Not a bad deal, all in all: four years military service as a linguist and research analyst for a Human Terrain Team in return for a green card, a graduate fellowship –and refugee status for her family which, like the young Uzbek youths she was monitoring, had been displaced by the genocide three years ago. It was Salvador who had finally convinced her to take the deal. “Not everything the Empire does is imperialist,” he had said. “And this war, even it is also about US geopolitical interests, is a war for the soul of Dar-al-Islam.” Four years of military service, a chance to use all of her extraordinary linguistic skills –Arabic, Turkish, Uzbek, Kyrgyz, Tajik, Pashto, Farsi, Uygur …
What he didn’t know was that in the process she had created a cluster of revolutionary cells –mostly disillusioned Tajik Ismailis like herself, frustrated with the Aga Khan’s reformism and seeking to return their community to the revolutionary glory days of Alamut. That and the fact that while she was mapping out Wahabi networks for the US government she was also mapping out the growing US sociocultural intelligence apparatus for …
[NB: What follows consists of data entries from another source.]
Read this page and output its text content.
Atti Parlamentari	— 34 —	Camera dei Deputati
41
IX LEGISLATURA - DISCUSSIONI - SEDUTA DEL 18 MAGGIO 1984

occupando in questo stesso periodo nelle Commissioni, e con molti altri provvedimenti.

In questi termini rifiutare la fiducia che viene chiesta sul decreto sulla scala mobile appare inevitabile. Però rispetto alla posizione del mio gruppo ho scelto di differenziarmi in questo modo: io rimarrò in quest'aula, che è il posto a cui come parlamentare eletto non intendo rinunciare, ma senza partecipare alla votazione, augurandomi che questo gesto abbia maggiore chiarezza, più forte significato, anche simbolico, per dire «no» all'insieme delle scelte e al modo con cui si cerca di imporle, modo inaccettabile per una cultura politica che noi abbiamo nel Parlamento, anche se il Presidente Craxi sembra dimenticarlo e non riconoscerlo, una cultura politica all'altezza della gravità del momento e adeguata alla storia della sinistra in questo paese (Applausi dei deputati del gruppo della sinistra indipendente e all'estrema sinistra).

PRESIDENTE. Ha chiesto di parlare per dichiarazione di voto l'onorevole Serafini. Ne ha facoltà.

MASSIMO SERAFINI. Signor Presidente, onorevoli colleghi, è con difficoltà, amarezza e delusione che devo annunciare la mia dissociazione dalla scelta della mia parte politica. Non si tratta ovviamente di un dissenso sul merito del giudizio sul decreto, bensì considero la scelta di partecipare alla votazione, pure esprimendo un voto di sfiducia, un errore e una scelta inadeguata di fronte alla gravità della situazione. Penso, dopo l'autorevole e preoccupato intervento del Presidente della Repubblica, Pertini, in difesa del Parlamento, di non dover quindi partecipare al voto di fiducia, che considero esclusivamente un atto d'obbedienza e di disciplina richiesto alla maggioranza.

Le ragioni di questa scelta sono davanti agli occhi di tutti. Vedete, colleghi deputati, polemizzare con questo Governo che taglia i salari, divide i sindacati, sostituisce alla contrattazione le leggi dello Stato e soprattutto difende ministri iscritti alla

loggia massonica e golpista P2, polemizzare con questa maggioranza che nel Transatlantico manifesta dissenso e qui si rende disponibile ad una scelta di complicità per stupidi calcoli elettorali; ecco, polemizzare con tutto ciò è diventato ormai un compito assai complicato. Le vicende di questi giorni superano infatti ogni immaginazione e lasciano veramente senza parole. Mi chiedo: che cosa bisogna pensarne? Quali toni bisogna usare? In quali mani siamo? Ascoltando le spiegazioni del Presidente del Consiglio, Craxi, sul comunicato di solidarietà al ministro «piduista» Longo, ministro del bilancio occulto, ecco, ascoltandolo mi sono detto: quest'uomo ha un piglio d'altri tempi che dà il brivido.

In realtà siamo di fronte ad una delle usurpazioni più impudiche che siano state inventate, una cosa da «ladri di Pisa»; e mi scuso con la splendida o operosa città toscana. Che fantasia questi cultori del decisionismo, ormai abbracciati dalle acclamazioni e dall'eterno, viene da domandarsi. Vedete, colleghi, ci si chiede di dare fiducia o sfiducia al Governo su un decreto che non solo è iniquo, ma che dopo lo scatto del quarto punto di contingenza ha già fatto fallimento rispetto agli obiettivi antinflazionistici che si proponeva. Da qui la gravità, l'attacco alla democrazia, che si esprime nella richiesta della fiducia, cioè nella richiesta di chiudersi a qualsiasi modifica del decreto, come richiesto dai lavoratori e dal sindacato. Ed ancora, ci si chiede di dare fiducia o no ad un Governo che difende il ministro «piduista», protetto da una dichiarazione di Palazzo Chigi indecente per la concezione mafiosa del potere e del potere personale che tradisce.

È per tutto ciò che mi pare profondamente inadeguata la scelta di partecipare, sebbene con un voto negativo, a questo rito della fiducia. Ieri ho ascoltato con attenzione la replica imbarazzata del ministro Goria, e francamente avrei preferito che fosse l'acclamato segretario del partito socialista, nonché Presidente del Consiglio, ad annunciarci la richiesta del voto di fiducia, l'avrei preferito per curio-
There, of course, was the rub. She wasn’t exactly sure who it was for. During her training at Fort Leavenworth one of her fellow trainees, an anthropology grad student from the University of New Mexico, had invited her to join her during an extended weekend leave on a trip to the Gila Wilderness. She had expected a relaxing weekend hiking in the mountains and exploring Mogollan archeological sites. Instead she found herself at the mountain headquarters of an intense young woman who called herself Fatima and claimed, quite matter of factly, to be the Imam of the Age. She invited Afsoon to join her in an effort to do nothing less than restore the Fatimid dynasty.
Her appeal was simple. Fatima tapped into her rage, which ran deep: rage against the old Soviet Union, which had used her people, and against the cleptocratic Tajikistan which had succeeded it, rage against Salvador, who had set her on this “revolutionary road” and then abandoned her, and above all rage at the Aga Khan and his reformism. And all Fatima wanted was a map of the emerging US sociocultural intelligence apparatus, to which she certainly felt no profound loyalty. In return, Fatima offered her a renewed sense of purpose, an energy and excitement she had not felt since those days ten years ago when she first met Salvador and sat in his courses absorbing his vision.
She must have paused for a moment, caught in this reverie, because when she returned to her work the computer had gone into hibernation. As it revived there appeared on her screen, not the map of Uzbek kinship networks she expected, but rather what looked like a complex yantra or mandala of some kind. Assuming that she had accidently downloaded a new screen saver, or that the US Army had done it for her, she double clicked on the screen and then and space bar, but nothing happened. Pressing Esc did nothing either. Then she began clicking wildly around different places on the yantra. Each click led her to a new and more complex yantra. Realizing that she must have picked up a virus, she, she wandered off to find Colonel Edwards, the Human Terrain Team Leader, who would no doubt forward the problem to the Brigade G2.